The colonization pattern is influenced by, among others, the mode of birth, genetics, whether the infant is being breastfed, geography, and the use of antibiotics. It has been proposed that the first 24 months of life represent a crucial developmental window for the establishment of the microbiome and may even determine the composition of the intestinal microbiota throughout life…”

The Effect of Nutrition on the Gut Microbiome, the Immune System and Infectious Diseases

“It is well-understood that nutrition has a large impact on the composition of the gut microbiota and the immune system and can, therefore, play a major role in the development of health and disease.

For example, the Western diet has been linked to enhanced inflammatory responses, by inducing epigenetic and transcriptional reprogramming of myeloid progenitors, thereby directly influencing the development of several non-communicable disease”

Conclusions

“As we are learning more about the intricate mechanisms by which the gut microbiota can influence local, innate, and systemic immunity, scientists and clinicians start using this information to develop approaches that target these processes, supporting the ultimate goal of improving prevention and treatment strategies for infectious diseases.

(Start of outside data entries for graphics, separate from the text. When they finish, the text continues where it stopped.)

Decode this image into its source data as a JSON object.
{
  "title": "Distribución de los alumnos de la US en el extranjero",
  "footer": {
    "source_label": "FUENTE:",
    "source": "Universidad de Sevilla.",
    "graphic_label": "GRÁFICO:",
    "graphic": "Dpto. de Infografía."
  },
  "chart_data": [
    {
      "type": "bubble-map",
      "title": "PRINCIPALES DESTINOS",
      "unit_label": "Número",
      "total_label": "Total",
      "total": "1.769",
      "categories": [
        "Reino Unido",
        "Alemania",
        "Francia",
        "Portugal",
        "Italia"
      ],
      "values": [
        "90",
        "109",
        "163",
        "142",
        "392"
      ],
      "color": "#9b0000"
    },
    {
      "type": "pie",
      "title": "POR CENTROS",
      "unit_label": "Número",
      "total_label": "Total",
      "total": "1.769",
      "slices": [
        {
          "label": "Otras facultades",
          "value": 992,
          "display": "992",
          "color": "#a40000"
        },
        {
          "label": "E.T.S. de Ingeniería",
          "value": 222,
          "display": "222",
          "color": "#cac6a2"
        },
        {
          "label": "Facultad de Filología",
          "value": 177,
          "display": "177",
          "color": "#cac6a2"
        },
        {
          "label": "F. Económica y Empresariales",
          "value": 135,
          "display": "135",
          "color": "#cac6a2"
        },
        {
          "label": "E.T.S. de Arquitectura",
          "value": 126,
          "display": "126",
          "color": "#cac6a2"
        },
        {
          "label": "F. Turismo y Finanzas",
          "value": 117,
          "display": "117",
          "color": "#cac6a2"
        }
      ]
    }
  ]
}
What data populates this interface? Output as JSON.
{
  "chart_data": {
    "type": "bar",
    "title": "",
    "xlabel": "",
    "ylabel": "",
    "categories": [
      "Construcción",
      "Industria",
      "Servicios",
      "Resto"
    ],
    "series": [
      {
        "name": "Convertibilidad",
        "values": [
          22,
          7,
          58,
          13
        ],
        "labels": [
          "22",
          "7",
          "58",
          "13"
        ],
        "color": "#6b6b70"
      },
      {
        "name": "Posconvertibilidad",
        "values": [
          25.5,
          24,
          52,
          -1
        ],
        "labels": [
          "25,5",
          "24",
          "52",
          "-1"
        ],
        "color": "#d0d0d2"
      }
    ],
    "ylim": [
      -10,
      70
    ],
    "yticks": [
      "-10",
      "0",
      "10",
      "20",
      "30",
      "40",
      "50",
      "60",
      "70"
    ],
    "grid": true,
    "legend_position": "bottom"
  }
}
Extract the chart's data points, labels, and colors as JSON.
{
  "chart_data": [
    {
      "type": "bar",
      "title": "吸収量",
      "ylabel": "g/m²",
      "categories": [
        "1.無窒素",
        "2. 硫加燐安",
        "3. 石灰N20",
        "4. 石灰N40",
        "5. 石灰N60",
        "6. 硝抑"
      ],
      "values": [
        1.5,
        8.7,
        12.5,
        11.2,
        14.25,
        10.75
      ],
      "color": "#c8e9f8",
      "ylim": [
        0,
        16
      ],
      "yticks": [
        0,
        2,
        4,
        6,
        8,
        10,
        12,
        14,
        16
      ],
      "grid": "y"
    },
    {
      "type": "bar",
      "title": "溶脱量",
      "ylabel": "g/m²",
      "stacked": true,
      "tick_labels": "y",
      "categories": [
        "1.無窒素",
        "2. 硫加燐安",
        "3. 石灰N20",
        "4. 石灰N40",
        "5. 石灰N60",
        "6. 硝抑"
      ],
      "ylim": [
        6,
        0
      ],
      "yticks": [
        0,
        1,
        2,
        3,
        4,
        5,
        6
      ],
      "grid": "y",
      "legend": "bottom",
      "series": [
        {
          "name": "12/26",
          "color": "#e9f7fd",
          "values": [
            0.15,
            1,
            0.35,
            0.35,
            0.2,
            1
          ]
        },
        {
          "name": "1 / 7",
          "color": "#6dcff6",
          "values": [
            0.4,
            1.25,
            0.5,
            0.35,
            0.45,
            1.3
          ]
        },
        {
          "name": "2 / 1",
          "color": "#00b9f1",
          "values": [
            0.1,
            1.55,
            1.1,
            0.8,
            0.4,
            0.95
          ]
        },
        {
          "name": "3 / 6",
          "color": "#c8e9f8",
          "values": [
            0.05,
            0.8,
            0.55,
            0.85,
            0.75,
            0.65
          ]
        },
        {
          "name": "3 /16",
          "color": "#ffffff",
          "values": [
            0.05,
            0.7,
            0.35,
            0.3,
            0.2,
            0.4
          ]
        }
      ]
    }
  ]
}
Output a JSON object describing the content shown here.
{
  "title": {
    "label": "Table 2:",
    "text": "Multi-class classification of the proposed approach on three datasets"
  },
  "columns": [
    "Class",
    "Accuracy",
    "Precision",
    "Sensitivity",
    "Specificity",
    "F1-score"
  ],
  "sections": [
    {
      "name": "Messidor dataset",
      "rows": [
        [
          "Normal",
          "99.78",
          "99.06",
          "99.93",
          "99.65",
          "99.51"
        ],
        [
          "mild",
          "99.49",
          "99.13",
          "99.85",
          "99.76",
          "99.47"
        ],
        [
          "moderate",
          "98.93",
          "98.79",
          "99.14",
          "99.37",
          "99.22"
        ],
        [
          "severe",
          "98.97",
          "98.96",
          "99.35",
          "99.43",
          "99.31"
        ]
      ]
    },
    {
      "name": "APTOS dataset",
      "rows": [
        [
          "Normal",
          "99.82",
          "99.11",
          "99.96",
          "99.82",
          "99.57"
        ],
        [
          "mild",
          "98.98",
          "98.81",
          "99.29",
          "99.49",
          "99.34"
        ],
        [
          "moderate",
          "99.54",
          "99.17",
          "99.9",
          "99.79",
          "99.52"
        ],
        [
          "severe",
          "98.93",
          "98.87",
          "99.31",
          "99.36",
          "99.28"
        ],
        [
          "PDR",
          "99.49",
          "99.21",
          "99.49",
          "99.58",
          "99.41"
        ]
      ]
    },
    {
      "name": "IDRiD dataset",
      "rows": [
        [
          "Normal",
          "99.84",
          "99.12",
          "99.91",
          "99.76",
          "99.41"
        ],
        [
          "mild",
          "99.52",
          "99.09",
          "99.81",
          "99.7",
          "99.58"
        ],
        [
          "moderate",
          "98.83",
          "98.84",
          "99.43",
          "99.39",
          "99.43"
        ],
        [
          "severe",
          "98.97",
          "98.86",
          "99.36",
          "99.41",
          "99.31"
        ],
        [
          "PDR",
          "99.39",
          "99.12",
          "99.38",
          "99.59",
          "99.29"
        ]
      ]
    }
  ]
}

Such interventional strategies should take into account the significant variation in both the microbiome and immune responses between individuals, and will thus require a personalized approach. The fact that dietary interventions are able to induce a rapid change in microbiome function and downstream immune responses could be used to develop tailormade nutritional concepts that could influence the development and treatment success of infectious diseases.”